Today’s Economic Data and Events

  • 13:30 GB Construction PMI (Feb) Forecast 51.5
  • 17:30 US Initial Jobless Claims Forecast 775K    

Fixed Income

  • Bond markets sold off sharply later in the session yesterday, pushed lower by a bounced upward in breakeven inflation expectations and rising real yields. Declines were consistent across nearly all major developed markets with US yields rising almost 2bps on the 2yr and almost 9bps at the close on the 10yr. German 10yr bund yields have pushed below -0.3%, a gain of 6bps overnight while gilt yields added more than 9bps to 0.778%.
  • Bond market attention will turn to Jerome Powell today and whether he will address the rising bond yields. In previous commentary he has noted that they are a sign of confidence in the US recovery. Also helping push yields higher was an announcement from President Joe Biden that vaccines would be available for all American adults by May.
  • Emerging market bonds displayed some resilience in the face of rising US yields although how they open today will be more telling. South African yields continue to push above 9% while Turkish 10yr yields are hovering close to 13%.
  • APICORP priced a 5yr USD 250m issue at 1.26% while Sharjah is pricing a USD 12yr at around 3.875% and a 30yr at 4.875-5%.


  • It was another day of dollar strength as investors look to the potential for higher growth in the US relative to peer economies. The DXY index added 0.18% to settle at 90.947 with gains across the board. EURUSD was lower by 0.2% at 1.2063 while USDJPY pushed above the 107 handle for the first time since July. GBPUSD was relatively unchanged.
  • Commodity currencies saw some of the heavier selling with AUD and NZD off by almost 0.6% each and USDCAD up 0.16% despite a gain in oil prices.

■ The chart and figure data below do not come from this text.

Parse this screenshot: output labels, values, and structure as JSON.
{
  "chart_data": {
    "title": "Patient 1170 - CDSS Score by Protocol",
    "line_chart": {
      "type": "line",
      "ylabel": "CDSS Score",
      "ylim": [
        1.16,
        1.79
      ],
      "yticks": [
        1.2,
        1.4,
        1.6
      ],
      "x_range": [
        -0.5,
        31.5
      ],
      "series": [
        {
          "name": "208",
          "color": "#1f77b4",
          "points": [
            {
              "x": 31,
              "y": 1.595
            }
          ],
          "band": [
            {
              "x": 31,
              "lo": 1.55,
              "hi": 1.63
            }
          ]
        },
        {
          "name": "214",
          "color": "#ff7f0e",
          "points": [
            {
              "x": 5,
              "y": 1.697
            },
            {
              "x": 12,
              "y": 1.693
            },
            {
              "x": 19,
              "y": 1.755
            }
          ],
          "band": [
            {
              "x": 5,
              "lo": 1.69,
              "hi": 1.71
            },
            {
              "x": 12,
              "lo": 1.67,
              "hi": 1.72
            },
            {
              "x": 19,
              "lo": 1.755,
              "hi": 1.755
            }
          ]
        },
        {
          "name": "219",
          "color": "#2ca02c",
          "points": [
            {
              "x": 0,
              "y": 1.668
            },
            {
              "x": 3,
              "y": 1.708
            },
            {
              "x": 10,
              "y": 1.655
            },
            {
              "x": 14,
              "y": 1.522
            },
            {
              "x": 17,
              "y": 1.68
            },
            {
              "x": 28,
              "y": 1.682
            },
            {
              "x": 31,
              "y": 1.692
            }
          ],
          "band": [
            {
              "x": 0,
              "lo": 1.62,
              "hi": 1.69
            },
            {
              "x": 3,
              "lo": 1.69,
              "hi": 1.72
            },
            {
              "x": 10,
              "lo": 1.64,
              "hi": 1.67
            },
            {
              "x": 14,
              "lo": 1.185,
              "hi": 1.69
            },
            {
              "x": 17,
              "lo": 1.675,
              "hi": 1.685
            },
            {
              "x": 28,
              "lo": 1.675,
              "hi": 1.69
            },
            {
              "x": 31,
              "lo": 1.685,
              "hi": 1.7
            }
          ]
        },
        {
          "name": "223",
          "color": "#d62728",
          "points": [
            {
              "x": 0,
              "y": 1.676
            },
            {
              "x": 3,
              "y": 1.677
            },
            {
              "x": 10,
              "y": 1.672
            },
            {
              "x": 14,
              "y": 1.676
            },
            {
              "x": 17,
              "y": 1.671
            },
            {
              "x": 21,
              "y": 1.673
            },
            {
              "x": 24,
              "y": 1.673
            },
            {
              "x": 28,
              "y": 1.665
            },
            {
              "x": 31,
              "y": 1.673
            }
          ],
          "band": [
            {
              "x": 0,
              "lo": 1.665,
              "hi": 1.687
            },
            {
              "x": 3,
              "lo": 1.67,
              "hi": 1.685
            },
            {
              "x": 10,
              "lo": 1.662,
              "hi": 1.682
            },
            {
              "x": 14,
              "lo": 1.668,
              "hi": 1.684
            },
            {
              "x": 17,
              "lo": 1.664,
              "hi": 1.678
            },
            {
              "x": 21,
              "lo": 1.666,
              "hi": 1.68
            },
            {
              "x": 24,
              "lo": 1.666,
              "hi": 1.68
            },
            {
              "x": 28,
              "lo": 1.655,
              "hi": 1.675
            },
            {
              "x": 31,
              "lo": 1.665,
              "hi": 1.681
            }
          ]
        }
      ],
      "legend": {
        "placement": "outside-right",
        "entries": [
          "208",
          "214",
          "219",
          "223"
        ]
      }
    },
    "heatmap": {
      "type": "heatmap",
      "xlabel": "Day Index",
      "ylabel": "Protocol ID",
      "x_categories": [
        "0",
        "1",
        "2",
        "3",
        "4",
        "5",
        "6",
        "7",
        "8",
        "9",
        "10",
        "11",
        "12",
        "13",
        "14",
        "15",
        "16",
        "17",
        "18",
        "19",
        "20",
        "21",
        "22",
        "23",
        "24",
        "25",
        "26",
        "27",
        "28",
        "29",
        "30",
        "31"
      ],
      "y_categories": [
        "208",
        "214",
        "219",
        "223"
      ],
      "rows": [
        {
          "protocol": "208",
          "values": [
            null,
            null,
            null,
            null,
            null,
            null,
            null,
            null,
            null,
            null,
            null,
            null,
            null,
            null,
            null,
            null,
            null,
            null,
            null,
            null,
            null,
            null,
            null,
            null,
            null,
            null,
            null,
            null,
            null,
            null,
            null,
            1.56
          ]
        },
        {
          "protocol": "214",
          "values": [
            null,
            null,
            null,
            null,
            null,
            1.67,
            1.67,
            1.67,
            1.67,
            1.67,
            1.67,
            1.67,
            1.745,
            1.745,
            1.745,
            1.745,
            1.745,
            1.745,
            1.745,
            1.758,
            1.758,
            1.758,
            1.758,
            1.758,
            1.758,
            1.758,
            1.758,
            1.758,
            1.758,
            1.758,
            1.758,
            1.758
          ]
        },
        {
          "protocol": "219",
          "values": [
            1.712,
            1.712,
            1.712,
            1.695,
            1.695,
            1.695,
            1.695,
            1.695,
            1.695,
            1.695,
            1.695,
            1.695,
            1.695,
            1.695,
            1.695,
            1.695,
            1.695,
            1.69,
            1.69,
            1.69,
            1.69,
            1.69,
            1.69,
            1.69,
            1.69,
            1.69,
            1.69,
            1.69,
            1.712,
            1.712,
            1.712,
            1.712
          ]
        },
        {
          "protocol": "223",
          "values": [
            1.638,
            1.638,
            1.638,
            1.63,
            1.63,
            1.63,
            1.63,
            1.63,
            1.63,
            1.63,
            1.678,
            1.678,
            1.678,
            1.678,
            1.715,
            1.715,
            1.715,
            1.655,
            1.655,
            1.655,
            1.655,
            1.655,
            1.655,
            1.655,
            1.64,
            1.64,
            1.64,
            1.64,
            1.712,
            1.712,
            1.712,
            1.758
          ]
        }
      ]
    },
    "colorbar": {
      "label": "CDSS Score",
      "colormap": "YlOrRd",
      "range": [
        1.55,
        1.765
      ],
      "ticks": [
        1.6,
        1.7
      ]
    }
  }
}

  • US equities sold off once again yesterday following a surge in bond yields as the reflation worries remained in play ahead of Jerome Powell’s speech tonight. The NASDAQ was the major loser, ceding -2.7%, while the Dow Jones and the S&P 500 lost -0.4% and -1.3% respectively.
  • Things were more positive in Europe where the DAX gained 0.3% and the DAX 0.4%. The European composite STOXX 600 gained 0.1% but the Italian FTSE MIB continued to lose ground, closing -0.2% lower. In the UK, the FTSE 100 closed up 0.9% following the chancellor’s budget announced yesterday.
  • Within the region the DFM gained 0.8% and the Tadawul 0.7%.


  • Oil prices were higher overnight as the market is guessing what OPEC+ will announce at today’s ministerial meeting. Brent futures closed up 2.2% at USD 64.07/b while WTI was up by 2.6% at USD 61.28/b. OPEC+ has so far kept quiet on what they will decide at today’s meeting with the market setting up for a roughly 1.5m b/d increase, that would see Saudi Arabia unwound its additional cuts and a restoration of some of the rest of OPEC+ output.
  • US crude inventories jumped by 21m bbl last week, the largest weekly gain on record. However, the enormous build was a result of refineries essentially freezing shut: refinery utilization dropped to just 56% as a result of freezing conditions in the past few weeks in the US. Crude output is already showing signs of recovery though, rising by 300k b/d to 10m b/d.